Anthony Stepniak, Deputy Head of Subject: Culture – Media, Film and Special Effects, chooses Hocus Pocus: “Ever since Max Dennison (played by Omri Katz) lit the Black Flame Candle back in 1993 in the Disney film Hocus Pocus, the Sanderson Sisters (Kathy Najimy, Sarah Jessica Parker and the DIVINE Miss Bette Midler) have been bewitching audiences.

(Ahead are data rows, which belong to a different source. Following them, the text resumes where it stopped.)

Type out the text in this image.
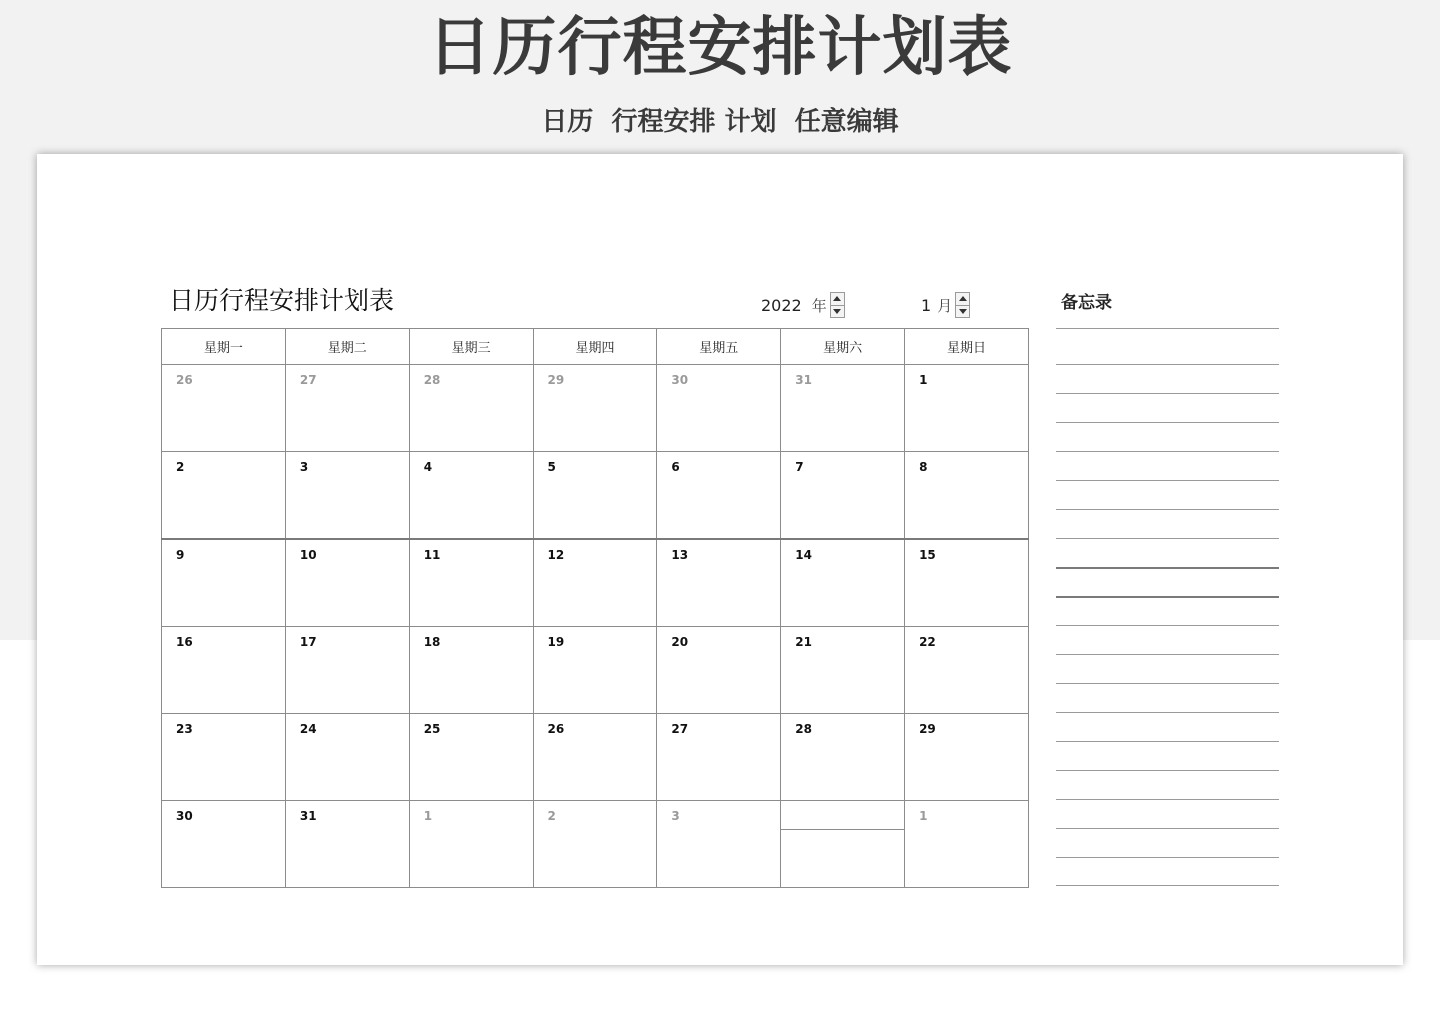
日历行程安排计划表
日历  行程安排 计划  任意编辑
日历行程安排计划表	2022 年	1 月
星期一	星期二	星期三	星期四	星期五	星期六	星期日

26	27	28	29	30	31	1

2	3	4	5	6	7	8

9	10	11	12	13	14	15

16	17	18	19	20	21	22

23	24	25	26	27	28	29

30	31	1	2	3		1
备忘录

“Like a good witch’s potion, Hocus Pocus has taken its time to brew properly. Initially poorly received by critics, its gradually become an embodiment of a cult classic with the only thing more iconic than the one-liners being the witches’ hairstyles! Alongside the great physical comedy and pioneering prosthetic effects for the time the film does a great job of striking a balance between pushing the boundaries of what one may expect of a Disney film at the time with its themes of witches who consume children’s life force yet mixing this with the expected Disney magic.
“Testament to the films enduring success and loyal fanbase is the new Disney+ sequel 29 years after the original Hocus Pocus 2proudly brings the Sanderson Sisters back, in a film which celebrates a strong and diverse female cast of all ages for an equally bewitching experience!”